Opening a bank account is relatively easy. You need your passport and certificate of long-term residence, but note that you cannot withdraw your funds for a few days.
If your card has been kept in an ATM, and/or skimmed, call either your bank or BORIKA, the national card operator, to have it cancelled. In the case of a fraudulent withdrawal, notify the bank that issued the card. Opinions differ as to whether the police should also be contacted. It seems a police investigation is clumsier, yet in the case of a robbery or other criminal activity, notifying them is a must. Unlike elsewhere, banks in Bulgaria do not automatically refund the money lost due to fraud, if at all. Should your claim be rejected, make another one with the help of a solicitor.
There are many private health centres where facilities and treatment rival standards in the West, but when it comes to emergencies or major surgery, you will probably have no alternative but to accept treatment in a state-run hospital, where facilities and aftercare are below what you might expect.
In case of an emergency dial 150 to reach the ambulance service. Emergencies go to the regional emergency unit or else to the nearest hospital. Bulgaria has a reciprocal agreement with the UK for the provision of free emergency medical and dental care – as long as you have your passport and NHS medical card. As an EU member Bulgaria provides emergency and urgent medical treatment to EU visitors in possession of an EHIC. If you have the EHIC or private insurance, your expenses – for emergency and other treatment – will be covered by it on the basis of documentation issued by the clinic/hospital. UK citizens can claim a refund through the NHS for anything they have spent. If you're a foreigner here on either a short or long-term stay, you can also buy a policy from a Bulgarian private insurance provider.
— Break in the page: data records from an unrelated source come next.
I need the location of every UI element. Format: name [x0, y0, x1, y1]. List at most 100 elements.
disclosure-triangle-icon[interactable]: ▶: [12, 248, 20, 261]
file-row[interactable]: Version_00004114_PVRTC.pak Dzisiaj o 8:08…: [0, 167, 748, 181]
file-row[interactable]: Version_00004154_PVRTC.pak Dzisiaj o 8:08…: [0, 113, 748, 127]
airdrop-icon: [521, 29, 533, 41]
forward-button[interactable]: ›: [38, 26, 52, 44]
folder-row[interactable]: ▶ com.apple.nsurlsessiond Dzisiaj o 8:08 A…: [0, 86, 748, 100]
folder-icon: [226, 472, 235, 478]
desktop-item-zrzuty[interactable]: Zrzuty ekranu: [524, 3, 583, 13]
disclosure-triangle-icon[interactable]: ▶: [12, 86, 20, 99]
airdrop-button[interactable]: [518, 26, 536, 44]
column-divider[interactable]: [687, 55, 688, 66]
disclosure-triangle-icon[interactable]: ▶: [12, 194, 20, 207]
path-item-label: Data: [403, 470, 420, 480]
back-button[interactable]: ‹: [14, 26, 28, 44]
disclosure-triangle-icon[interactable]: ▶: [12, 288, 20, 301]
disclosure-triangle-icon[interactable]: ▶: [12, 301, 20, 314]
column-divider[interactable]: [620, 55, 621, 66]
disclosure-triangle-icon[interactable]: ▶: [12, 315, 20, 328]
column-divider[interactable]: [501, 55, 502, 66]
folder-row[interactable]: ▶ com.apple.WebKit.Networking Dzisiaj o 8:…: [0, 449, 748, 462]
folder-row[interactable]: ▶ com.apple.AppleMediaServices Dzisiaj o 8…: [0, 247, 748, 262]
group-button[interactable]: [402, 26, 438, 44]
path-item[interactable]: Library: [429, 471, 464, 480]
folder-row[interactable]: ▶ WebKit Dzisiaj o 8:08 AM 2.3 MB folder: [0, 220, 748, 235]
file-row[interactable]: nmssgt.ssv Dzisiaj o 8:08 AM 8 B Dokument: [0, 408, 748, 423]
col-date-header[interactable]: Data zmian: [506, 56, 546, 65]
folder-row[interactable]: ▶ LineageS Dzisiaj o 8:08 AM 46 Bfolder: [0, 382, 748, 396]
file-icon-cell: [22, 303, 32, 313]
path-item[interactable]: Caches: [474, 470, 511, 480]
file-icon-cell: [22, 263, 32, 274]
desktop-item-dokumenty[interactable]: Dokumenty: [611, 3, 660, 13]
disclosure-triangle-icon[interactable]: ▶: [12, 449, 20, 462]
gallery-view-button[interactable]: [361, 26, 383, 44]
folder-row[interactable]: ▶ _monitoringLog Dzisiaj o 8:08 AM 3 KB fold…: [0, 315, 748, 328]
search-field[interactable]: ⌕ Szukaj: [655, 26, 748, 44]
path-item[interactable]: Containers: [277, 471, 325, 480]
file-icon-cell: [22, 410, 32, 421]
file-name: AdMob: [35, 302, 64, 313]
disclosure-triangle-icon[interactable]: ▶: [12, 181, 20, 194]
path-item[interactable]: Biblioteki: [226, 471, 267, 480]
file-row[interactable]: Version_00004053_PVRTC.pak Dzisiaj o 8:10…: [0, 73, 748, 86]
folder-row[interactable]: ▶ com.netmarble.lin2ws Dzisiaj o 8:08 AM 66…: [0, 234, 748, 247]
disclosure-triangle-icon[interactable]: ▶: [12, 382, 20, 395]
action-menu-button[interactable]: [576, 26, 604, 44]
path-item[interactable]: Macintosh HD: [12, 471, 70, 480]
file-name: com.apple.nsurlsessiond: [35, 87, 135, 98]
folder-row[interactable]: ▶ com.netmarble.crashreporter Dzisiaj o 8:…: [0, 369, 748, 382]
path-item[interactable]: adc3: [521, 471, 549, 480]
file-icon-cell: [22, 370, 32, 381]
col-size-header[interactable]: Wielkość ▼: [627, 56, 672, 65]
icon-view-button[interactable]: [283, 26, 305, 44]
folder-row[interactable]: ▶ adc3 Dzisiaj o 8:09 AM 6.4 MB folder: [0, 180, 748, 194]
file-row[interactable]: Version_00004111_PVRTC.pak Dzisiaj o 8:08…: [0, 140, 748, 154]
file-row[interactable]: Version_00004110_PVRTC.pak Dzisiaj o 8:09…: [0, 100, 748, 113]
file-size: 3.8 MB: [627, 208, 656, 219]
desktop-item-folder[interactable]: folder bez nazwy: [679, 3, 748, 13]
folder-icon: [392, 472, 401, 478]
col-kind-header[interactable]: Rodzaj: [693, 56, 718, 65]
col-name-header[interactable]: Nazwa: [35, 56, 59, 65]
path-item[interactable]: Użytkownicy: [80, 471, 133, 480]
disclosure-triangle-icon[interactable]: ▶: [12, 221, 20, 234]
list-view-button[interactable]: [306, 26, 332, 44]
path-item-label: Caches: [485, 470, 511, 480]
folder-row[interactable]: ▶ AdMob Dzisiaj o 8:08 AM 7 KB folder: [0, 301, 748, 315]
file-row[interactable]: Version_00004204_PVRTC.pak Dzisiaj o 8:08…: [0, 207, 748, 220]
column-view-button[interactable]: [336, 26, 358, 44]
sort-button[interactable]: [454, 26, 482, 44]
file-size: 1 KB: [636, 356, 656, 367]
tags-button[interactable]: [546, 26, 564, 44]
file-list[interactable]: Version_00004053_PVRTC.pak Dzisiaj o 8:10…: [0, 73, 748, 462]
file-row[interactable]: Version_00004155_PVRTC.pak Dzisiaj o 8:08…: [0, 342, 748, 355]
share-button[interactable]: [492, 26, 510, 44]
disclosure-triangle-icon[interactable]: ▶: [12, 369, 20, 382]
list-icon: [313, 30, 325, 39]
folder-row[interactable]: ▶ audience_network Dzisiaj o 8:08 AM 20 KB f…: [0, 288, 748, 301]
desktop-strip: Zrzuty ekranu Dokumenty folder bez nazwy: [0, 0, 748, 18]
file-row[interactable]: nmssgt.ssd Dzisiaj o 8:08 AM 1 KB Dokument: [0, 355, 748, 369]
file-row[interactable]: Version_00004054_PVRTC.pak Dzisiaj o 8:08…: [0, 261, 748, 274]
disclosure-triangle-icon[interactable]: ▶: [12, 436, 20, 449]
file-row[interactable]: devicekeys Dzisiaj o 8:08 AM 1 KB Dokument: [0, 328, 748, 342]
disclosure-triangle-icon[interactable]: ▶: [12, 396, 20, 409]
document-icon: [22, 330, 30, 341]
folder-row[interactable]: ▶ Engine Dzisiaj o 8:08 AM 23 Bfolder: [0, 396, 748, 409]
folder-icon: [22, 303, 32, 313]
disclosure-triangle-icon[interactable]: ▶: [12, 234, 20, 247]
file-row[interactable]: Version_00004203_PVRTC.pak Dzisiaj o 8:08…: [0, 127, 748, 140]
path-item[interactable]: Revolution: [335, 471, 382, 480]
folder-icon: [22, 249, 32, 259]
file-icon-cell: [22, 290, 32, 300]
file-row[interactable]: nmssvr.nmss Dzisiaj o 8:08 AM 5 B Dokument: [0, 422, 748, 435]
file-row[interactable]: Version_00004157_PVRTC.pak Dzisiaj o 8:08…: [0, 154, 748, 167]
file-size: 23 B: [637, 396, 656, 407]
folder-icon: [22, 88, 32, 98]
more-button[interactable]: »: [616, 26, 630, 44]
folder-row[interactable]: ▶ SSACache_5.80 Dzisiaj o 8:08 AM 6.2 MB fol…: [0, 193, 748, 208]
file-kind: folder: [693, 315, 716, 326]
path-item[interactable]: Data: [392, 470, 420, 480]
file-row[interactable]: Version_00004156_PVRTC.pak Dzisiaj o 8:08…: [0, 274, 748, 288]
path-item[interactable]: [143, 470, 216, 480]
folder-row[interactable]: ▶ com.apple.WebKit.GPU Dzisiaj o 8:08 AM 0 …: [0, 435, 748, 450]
And if you want to buy voluntary health insurance, look for any of the 13 licensed local providers. Another option is to join the state health care system – by paying the mandatory health contributions to the national health insurance fund. This means you can register with a GP who will perform basic checks and/or refer you for tests and additional check ups.
All kinds of crime – theft, burglary, traffic accidents, personal injuries, and so on, should be reported to the local police department and the local prosecutor's office, preferably with the help of a solicitor.
If willing to set up a business in Bulgaria and officials from any institution involved ask you for a bribe, report them to the anti-corruption hotline.
In all disputes that involve contracts signed in Bulgaria, you can claim your rights at a local court. Bulgaria's civil law is essentially different from English common law, so hiring a local solicitor is advisable. Besides, it won't break the bank as fees are cheaper than in the UK.